Cerita pendek ini menunjukkan proses dampak awal perilaku yang diambil. Itulah bahasa hati yang di katakan oleh orang Jawa : Witing tresa marga saka kulina. Awal cinta karena terbiasa, menaruh kepedulian, menunjukkan simpati dan akhirnya jatuh Cinta.
Perilaku berbeda dari seorang yang lebih mengandalkan pengambilan keputusan dengan pertimbangan rational dan refleksi. Penulis sendiri mengambil keputusan memilih dan menikah atas dasar pertama rekomendasi orang terpercaya,kedua, komunikasi jarak jauh per surat (belum ada HP,WA,th 1967),ketiga, kunjungan 5x dalam satu setengah tahun.Domisili saat itu Jakarta dan calon bekerja rumah sakit.di daerah DIY.

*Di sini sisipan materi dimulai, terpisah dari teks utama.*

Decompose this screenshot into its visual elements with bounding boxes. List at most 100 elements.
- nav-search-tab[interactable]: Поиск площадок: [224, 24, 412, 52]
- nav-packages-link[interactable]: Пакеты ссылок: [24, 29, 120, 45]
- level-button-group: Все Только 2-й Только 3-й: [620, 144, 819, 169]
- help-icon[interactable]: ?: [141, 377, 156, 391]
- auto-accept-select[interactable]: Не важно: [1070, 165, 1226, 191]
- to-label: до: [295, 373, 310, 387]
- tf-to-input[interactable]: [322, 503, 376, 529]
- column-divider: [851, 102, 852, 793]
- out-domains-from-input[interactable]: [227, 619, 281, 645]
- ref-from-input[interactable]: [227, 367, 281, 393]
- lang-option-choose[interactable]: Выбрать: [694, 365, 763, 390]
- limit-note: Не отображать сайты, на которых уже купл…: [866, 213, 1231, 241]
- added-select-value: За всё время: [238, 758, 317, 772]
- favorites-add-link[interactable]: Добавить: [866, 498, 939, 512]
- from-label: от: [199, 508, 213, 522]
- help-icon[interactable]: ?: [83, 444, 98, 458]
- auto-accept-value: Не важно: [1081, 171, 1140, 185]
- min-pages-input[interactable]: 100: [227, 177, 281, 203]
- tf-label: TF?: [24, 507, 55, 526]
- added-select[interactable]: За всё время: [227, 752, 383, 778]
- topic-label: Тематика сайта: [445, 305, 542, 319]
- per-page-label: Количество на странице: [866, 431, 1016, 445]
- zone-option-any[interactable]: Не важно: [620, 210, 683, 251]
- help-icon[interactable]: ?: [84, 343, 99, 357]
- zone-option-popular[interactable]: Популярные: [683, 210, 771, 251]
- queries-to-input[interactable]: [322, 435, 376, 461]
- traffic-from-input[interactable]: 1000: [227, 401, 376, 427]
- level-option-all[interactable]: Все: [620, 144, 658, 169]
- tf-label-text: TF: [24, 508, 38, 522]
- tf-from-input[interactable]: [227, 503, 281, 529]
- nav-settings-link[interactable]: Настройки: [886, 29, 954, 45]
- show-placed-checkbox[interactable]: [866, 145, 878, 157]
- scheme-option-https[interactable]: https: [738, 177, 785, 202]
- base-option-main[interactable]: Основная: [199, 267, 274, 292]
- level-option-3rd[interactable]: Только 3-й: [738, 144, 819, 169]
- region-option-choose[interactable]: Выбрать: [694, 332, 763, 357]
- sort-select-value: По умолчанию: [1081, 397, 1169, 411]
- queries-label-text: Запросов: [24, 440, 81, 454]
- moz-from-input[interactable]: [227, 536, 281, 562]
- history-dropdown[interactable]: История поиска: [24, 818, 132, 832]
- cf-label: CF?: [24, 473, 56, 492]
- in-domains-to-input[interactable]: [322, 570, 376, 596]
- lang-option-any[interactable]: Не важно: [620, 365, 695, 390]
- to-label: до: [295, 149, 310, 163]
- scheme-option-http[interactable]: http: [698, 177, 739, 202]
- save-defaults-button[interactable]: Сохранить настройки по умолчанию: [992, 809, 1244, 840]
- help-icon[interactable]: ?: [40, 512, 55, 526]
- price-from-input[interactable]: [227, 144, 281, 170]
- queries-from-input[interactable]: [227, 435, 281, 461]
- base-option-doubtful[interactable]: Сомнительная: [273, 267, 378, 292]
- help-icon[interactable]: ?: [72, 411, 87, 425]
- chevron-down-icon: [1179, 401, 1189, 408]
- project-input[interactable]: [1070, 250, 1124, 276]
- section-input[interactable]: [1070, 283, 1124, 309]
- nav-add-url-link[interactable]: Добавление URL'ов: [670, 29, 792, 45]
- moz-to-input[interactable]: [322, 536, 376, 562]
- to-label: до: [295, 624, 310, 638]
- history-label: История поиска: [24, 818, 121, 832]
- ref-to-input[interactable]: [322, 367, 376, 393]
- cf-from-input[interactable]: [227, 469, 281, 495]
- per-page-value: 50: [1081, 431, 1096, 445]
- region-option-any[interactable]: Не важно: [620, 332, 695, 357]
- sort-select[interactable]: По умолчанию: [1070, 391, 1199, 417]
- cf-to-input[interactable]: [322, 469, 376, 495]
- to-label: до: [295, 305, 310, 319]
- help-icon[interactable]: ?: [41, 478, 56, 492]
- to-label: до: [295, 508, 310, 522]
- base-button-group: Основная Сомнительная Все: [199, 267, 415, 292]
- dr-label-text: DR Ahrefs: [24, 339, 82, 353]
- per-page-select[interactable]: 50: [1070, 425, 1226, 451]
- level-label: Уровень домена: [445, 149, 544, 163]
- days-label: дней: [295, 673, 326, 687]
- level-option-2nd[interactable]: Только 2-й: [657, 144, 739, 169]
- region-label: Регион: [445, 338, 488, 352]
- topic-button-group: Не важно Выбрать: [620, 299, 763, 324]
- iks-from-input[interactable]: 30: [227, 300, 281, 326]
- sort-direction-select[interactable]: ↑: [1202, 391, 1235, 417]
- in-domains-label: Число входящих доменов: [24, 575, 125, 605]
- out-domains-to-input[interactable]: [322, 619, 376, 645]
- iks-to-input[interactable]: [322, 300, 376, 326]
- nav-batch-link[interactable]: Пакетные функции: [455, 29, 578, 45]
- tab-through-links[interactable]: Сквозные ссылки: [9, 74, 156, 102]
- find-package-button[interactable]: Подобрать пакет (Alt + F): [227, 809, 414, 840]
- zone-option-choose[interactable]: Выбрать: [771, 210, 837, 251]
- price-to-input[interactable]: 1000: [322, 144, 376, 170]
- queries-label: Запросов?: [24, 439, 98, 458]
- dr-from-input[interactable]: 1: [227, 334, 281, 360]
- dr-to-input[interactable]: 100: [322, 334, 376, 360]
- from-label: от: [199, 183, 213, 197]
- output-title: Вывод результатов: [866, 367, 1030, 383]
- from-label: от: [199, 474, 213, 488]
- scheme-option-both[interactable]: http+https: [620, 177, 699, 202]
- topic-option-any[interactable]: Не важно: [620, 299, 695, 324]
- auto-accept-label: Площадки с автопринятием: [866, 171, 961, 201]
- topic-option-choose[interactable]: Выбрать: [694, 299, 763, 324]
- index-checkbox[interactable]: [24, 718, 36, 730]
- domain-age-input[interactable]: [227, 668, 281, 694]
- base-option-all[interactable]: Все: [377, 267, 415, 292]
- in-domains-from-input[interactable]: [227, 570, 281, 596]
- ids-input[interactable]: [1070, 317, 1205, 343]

Dasar keempat adalah refleksi dan niat. Dampaknya setelah nikah harus berlatih banyak kebiasaan hidup bersama dalam bahasa hati, bersimpati, menaruh perhatian dan peduli pada hal hal yang sederhana.
Sejak SD SMP di asrama sekolah,hingga dewasa dilatih mandiri dan melayani diri sendiri. Merasa asing makan dilayani, diambilkan nasi oleh isteri. Namun pada tahun 2018 kami sudah bersyukur 50 tahun menghidupi Peduli, Simpati, Cinta dalam pernikahan.
Menghadapi budaya cerai dan pelbagai penawaran perselingkuhan saya hanya melihat bahwa persiapan terpenting & pemeliharaan kelangsungan pernikahan adalah dialog dan pengkajian akan niat dan tanggung jawab. Adakah pasangan itu rutin berdialog dan rutin refleksi niat & tanggung jawabnya?. Â
Demikian pembelajaran yang saya ambil dari permenungan bahasa hati. Charles Dicken pernah menulis : Â Milikilah hati yang tak pernah mengeras, perilaku yang tak kenal lelah, serta sentuhan yang tak pernah menyakiti.Â
Dan orang Malagasy menesehati : Jadikanlah Cinta kasihmu seperti gerimis tipis berkabut, lembut, tetapi tiada henti menetes mengairi sungai dari atas pegunungan. Sebab : Dengar, belajar cinta hanya dengan bercinta, simpati dan peduli.
Tolong terima salam hormat saya.
Ganjuran  September 05.2020. Emmanuel Astokodatu.